BOTH IRELAND and Spain yesterday said that they would exit their international bailouts within two and three months respectively, without further assistance.
The Irish government will go without a precautionary line of credit as the €85bn (£71.21bn) bailout from the EU and International Monetary Fund (IMF) rolls to an end on 15 December. It has been three years since the country sought the bailout during the Eurozone crisis.
Speaking to the country’s parliamentarians, Irish Prime Minister Enda Kenny said: “Never again will out countries fortune be sacrificed to speculation, to greed and short term gain,” promising a new economic strategy.
As recently as this September, Irish finance minister Michael Noonan said that the government could require a €10bn line of credit as a precautionary measure, but yesterday confirmed that the country would not ask for such a facility. At the time, Eurogroup president voiced approval of the idea.

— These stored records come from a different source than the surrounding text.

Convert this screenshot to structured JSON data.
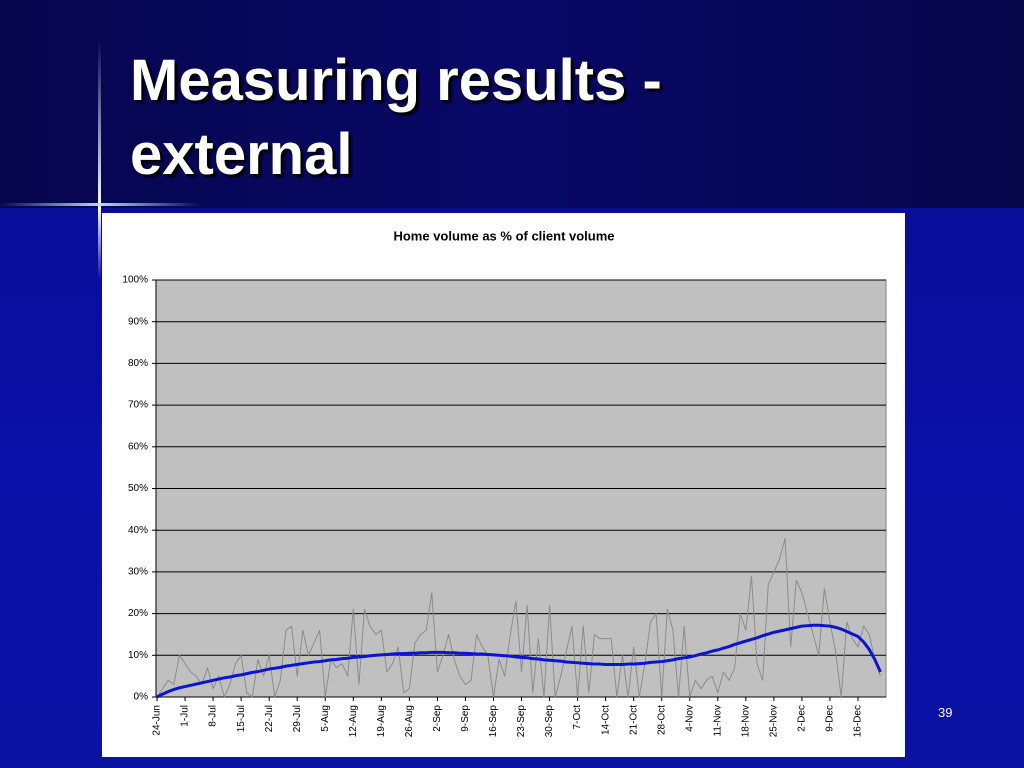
{
  "slide": {
    "title": "Measuring results - external",
    "page_number": "39"
  },
  "chart_data": {
    "type": "line",
    "title": "Home volume as % of client volume",
    "categories": [
      "24-Jun",
      null,
      null,
      null,
      null,
      "1-Jul",
      null,
      null,
      null,
      null,
      "8-Jul",
      null,
      null,
      null,
      null,
      "15-Jul",
      null,
      null,
      null,
      null,
      "22-Jul",
      null,
      null,
      null,
      null,
      "29-Jul",
      null,
      null,
      null,
      null,
      "5-Aug",
      null,
      null,
      null,
      null,
      "12-Aug",
      null,
      null,
      null,
      null,
      "19-Aug",
      null,
      null,
      null,
      null,
      "26-Aug",
      null,
      null,
      null,
      null,
      "2-Sep",
      null,
      null,
      null,
      null,
      "9-Sep",
      null,
      null,
      null,
      null,
      "16-Sep",
      null,
      null,
      null,
      null,
      "23-Sep",
      null,
      null,
      null,
      null,
      "30-Sep",
      null,
      null,
      null,
      null,
      "7-Oct",
      null,
      null,
      null,
      null,
      "14-Oct",
      null,
      null,
      null,
      null,
      "21-Oct",
      null,
      null,
      null,
      null,
      "28-Oct",
      null,
      null,
      null,
      null,
      "4-Nov",
      null,
      null,
      null,
      null,
      "11-Nov",
      null,
      null,
      null,
      null,
      "18-Nov",
      null,
      null,
      null,
      null,
      "25-Nov",
      null,
      null,
      null,
      null,
      "2-Dec",
      null,
      null,
      null,
      null,
      "9-Dec",
      null,
      null,
      null,
      null,
      "16-Dec",
      null,
      null,
      null,
      null
    ],
    "series": [
      {
        "color": "#8c8c8c",
        "values": [
          0,
          2,
          4,
          3,
          10,
          8,
          6,
          5,
          3,
          7,
          2,
          5,
          0,
          3,
          8,
          10,
          1,
          0,
          9,
          5,
          10,
          0,
          4,
          16,
          17,
          5,
          16,
          10,
          13,
          16,
          0,
          9,
          7,
          8,
          5,
          21,
          3,
          21,
          17,
          15,
          16,
          6,
          8,
          12,
          1,
          2,
          13,
          15,
          16,
          25,
          6,
          10,
          15,
          9,
          5,
          3,
          4,
          15,
          12,
          10,
          0,
          9,
          5,
          15,
          23,
          6,
          22,
          1,
          14,
          0,
          22,
          0,
          5,
          11,
          17,
          0,
          17,
          1,
          15,
          14,
          14,
          14,
          0,
          10,
          0,
          12,
          0,
          8,
          18,
          20,
          0,
          21,
          16,
          0,
          17,
          0,
          4,
          2,
          4,
          5,
          1,
          6,
          4,
          7,
          20,
          16,
          29,
          8,
          4,
          27,
          30,
          33,
          38,
          12,
          28,
          25,
          20,
          15,
          10,
          26,
          18,
          11,
          0,
          18,
          14,
          12,
          17,
          15,
          9,
          5
        ]
      },
      {
        "color": "#0a14d2",
        "values": [
          0,
          0.7,
          1.3,
          1.8,
          2.2,
          2.5,
          2.8,
          3.1,
          3.4,
          3.7,
          4,
          4.3,
          4.6,
          4.8,
          5.1,
          5.3,
          5.6,
          5.9,
          6.1,
          6.4,
          6.7,
          6.9,
          7.1,
          7.4,
          7.6,
          7.8,
          8,
          8.2,
          8.4,
          8.5,
          8.7,
          8.9,
          9,
          9.2,
          9.3,
          9.5,
          9.6,
          9.7,
          9.9,
          10,
          10.1,
          10.2,
          10.3,
          10.4,
          10.4,
          10.5,
          10.5,
          10.6,
          10.6,
          10.7,
          10.7,
          10.7,
          10.6,
          10.6,
          10.5,
          10.5,
          10.4,
          10.3,
          10.3,
          10.2,
          10.1,
          10,
          9.9,
          9.8,
          9.6,
          9.5,
          9.4,
          9.2,
          9.1,
          8.9,
          8.8,
          8.7,
          8.6,
          8.4,
          8.3,
          8.2,
          8.1,
          8,
          7.9,
          7.9,
          7.8,
          7.8,
          7.8,
          7.8,
          7.9,
          7.9,
          8,
          8.1,
          8.3,
          8.4,
          8.5,
          8.7,
          8.9,
          9.2,
          9.4,
          9.6,
          9.9,
          10.3,
          10.6,
          11,
          11.3,
          11.7,
          12.1,
          12.6,
          13,
          13.4,
          13.8,
          14.2,
          14.7,
          15.1,
          15.5,
          15.8,
          16.1,
          16.4,
          16.7,
          17,
          17.1,
          17.2,
          17.2,
          17.1,
          17,
          16.7,
          16.3,
          15.7,
          15.1,
          14.5,
          13.2,
          11.4,
          9,
          6
        ]
      }
    ],
    "ylim": [
      0,
      100
    ],
    "yticks": [
      {
        "value": 0,
        "label": "0%"
      },
      {
        "value": 10,
        "label": "10%"
      },
      {
        "value": 20,
        "label": "20%"
      },
      {
        "value": 30,
        "label": "30%"
      },
      {
        "value": 40,
        "label": "40%"
      },
      {
        "value": 50,
        "label": "50%"
      },
      {
        "value": 60,
        "label": "60%"
      },
      {
        "value": 70,
        "label": "70%"
      },
      {
        "value": 80,
        "label": "80%"
      },
      {
        "value": 90,
        "label": "90%"
      },
      {
        "value": 100,
        "label": "100%"
      }
    ],
    "grid": true
  }
}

Noonan said that the government would not seek further assistance from the European Union or IMF.
“The cabinet decided on my advice not to apply for any precautionary programme. We want Ireland to be a normal Eurozone country, we see this as a return to normality.”
Meanwhile, Eurozone finance ministers also agreed yesterday to allow Spain to exit its aid programme for its banking sector in January without drawing more European funds.
Spain last year took €41bn of a €100bn package of aid to rescue a number of banks that were crippled by bad loans from the collapse of a property and construction bubble and to form a so-called bad bank to dispose of property and loans whose value has plunged.
“The overall situation of the Spanish banking sector has significantly improved, including the access to funding markets of Spanish banks,” the Eurogroup of Eurozone finance ministers said in a statement.
Brussels will still monitor Spain’s banking system and public finances every six months.